Swiss flautist of Canadian origin

Michel Bellavance is a Swiss flautist of Canadian origin.

==Career==
Miyazawa Artist Bellavance has performed concertos by Ibert, Reinecke, Nielsen, Kabalevsky, Bernstein, Liebermann, Mozart, Bach and Vivaldi with orchestras both in Europe and Latin America, including the Geneva Chamber Orchestra, the Lisbon Gulbenkian Foundation Orchestra, the Bahia Symphony Orchestra, the Mendoza Philharmonic Orchestra, the Maracaibo Symphony Orchestra and the National Symphony Orchestra of Peru.

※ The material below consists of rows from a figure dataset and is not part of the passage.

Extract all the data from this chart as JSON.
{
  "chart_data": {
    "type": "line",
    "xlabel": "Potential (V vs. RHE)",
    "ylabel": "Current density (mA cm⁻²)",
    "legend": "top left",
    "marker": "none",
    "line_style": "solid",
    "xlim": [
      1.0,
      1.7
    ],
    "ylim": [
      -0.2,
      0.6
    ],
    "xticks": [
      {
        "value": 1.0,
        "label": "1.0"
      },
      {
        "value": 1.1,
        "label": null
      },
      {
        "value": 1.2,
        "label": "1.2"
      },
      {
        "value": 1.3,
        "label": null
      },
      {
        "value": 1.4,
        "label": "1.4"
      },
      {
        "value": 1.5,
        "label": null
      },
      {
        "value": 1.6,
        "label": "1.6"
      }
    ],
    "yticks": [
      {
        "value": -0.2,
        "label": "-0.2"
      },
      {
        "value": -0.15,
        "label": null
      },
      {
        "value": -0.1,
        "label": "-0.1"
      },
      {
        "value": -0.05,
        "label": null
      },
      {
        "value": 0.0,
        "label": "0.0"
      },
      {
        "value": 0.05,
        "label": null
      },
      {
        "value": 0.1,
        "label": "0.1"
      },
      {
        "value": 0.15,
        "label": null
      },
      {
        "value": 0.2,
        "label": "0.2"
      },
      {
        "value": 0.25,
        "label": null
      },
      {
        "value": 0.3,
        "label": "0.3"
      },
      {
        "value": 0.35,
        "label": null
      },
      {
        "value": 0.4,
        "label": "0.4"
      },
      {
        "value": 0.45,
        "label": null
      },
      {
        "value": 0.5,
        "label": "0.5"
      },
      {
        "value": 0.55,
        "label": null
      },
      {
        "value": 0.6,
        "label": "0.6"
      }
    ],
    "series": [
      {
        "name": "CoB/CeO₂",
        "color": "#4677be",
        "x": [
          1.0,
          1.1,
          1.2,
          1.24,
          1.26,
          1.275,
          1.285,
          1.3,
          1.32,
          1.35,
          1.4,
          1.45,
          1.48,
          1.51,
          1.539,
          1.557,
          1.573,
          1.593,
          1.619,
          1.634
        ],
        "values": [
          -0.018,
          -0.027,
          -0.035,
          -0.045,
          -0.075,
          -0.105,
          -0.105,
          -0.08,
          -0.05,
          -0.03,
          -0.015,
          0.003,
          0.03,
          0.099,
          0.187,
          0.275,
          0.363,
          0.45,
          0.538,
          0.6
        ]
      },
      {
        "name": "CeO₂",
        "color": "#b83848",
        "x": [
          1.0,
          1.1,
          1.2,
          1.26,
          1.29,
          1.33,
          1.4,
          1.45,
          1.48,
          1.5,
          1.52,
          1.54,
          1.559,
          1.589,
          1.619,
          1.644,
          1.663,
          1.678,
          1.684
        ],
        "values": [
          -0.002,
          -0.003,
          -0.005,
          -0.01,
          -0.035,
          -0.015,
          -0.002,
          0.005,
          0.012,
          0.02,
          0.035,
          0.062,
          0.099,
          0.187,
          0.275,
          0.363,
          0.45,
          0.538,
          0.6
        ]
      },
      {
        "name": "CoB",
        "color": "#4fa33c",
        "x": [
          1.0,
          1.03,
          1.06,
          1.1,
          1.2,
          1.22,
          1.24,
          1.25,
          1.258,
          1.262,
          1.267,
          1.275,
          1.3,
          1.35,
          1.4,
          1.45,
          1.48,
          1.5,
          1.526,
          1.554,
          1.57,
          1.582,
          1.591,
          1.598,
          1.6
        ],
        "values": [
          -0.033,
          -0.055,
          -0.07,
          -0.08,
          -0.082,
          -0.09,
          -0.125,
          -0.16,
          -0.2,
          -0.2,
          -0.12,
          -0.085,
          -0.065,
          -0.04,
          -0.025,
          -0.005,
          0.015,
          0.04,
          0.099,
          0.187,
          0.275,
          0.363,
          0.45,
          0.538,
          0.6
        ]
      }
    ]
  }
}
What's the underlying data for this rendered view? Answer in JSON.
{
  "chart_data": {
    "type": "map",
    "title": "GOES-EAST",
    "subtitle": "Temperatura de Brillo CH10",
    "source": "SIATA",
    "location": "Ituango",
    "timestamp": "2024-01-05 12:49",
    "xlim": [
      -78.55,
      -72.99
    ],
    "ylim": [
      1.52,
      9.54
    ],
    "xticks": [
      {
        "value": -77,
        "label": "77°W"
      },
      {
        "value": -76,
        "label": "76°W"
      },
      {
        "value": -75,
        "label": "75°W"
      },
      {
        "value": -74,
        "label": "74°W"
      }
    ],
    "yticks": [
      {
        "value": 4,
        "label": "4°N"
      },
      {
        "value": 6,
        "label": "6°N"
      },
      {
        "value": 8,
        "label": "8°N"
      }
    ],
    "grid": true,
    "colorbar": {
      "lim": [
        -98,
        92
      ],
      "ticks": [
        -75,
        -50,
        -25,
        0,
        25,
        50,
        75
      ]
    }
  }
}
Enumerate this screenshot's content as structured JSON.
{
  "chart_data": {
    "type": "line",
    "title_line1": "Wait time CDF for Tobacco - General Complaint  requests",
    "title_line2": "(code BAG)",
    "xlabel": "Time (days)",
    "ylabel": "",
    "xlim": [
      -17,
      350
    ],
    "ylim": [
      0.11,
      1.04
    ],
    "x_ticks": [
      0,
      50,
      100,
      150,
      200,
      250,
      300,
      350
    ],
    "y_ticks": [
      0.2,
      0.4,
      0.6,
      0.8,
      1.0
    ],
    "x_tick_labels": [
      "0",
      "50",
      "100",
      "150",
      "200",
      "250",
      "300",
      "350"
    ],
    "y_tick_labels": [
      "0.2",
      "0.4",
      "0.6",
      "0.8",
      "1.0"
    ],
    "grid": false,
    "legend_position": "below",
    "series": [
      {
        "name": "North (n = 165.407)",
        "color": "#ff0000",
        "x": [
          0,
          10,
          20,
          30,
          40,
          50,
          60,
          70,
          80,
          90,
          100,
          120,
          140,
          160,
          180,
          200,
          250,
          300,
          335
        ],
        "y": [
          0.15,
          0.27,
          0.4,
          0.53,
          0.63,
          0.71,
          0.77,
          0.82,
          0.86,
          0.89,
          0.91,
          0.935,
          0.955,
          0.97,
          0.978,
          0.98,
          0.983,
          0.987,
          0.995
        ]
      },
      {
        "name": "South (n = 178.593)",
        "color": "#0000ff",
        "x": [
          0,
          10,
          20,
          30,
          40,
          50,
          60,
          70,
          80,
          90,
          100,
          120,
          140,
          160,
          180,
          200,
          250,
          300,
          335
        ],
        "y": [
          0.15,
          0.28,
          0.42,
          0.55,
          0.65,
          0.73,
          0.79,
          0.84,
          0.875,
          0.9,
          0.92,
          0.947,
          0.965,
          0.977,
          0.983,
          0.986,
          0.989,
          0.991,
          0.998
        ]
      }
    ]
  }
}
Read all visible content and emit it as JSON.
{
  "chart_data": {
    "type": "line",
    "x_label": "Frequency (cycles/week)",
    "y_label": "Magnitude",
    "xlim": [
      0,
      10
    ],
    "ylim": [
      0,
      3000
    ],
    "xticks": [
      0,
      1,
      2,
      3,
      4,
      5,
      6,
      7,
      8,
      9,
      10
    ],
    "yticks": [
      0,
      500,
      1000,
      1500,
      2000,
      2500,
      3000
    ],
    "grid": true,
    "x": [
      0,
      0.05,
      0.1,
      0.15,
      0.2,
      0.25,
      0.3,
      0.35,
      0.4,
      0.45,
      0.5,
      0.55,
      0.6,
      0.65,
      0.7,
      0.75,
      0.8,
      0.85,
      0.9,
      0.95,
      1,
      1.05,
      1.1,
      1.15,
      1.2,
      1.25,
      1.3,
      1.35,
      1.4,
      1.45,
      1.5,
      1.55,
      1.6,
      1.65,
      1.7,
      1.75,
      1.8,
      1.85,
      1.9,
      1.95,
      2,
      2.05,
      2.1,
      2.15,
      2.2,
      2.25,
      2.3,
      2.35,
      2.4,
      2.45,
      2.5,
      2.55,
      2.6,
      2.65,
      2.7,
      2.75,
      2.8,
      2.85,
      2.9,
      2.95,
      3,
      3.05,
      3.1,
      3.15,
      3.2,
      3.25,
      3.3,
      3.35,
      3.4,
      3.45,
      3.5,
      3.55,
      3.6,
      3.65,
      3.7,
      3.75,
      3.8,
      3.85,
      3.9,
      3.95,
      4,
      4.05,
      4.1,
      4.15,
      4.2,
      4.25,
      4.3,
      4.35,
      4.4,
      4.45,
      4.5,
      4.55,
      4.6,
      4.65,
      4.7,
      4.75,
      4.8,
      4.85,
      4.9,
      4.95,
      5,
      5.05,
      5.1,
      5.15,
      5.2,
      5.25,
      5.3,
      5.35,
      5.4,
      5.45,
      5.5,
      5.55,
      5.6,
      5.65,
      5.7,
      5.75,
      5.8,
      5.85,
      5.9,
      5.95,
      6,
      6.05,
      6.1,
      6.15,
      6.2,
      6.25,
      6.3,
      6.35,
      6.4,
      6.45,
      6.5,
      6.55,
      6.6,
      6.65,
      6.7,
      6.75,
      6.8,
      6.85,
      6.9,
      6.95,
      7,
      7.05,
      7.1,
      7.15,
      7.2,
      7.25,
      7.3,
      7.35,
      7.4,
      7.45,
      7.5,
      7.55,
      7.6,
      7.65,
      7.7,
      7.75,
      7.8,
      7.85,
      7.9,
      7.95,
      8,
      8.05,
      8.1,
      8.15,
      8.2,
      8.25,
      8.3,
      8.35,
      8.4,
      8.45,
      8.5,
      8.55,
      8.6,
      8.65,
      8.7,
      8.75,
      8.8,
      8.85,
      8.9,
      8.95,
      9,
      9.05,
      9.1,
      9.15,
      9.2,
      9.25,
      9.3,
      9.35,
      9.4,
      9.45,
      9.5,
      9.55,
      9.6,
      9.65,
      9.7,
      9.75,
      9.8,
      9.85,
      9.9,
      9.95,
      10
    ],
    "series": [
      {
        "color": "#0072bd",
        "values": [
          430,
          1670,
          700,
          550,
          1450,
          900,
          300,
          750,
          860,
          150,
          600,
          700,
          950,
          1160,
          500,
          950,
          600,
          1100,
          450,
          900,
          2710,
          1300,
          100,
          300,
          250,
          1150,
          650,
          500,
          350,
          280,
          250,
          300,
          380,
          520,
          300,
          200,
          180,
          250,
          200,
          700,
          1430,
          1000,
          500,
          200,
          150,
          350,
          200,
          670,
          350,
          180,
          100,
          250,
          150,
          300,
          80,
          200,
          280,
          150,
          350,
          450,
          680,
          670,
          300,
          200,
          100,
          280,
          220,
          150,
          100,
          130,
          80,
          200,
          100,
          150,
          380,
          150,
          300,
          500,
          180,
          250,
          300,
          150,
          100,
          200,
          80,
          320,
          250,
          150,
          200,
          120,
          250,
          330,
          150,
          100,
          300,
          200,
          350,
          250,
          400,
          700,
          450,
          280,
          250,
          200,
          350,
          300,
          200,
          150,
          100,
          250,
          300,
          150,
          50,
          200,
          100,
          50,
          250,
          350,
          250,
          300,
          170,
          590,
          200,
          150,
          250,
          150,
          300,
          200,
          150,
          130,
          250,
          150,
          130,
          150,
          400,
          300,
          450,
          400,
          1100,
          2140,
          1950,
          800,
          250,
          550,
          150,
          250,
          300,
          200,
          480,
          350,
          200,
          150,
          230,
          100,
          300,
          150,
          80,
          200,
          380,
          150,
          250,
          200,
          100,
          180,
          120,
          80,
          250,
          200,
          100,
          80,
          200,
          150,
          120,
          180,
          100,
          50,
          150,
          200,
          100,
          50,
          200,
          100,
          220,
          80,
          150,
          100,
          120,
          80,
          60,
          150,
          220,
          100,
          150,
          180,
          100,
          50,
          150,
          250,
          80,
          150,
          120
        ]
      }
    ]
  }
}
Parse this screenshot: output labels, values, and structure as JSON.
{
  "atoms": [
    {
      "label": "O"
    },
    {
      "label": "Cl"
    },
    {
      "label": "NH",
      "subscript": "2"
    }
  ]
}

He has appeared at festivals in Switzerland, the United States, Brazil, Chile, Peru, Venezuela, Colombia, Ecuador and Costa Rica, on radio broadcasts for the Radio Suisse Romande, the CBC, and National Public Radio (USA), and has given recitals in cities such as Geneva, Zürich, Basel, Paris, London, Prague, Barcelona, Madrid, Montréal, Ottawa, Washington DC, Sydney, Auckland, Tokyo, Hong Kong, Beijing, Shanghai, São Paulo, Brasília, Buenos Aires, Santiago de Chile, Bogotá and Lima.

His discs for Meridian Records, Atma Classique, Brioso Recordings and SNE have received international critical praise and attest to his keen interest for both new and less familiar repertoire.

In addition to his activities as a performer, Michel Bellavance is Professor of flute at the Geneva Conservatoire (HEM) (Switzerland), and regularly gives masterclasses in Europe, the Far East and Latin America, including the Royal College of Music, the Royal Academy of Music, the Guildhall School of Music and Drama, Sydney Conservatorium, University of Auckland, the Hong Kong Academy for Performing Arts, the Beijing and Shanghai Conservatories, and the San Jose and Lima International Flute Festivals.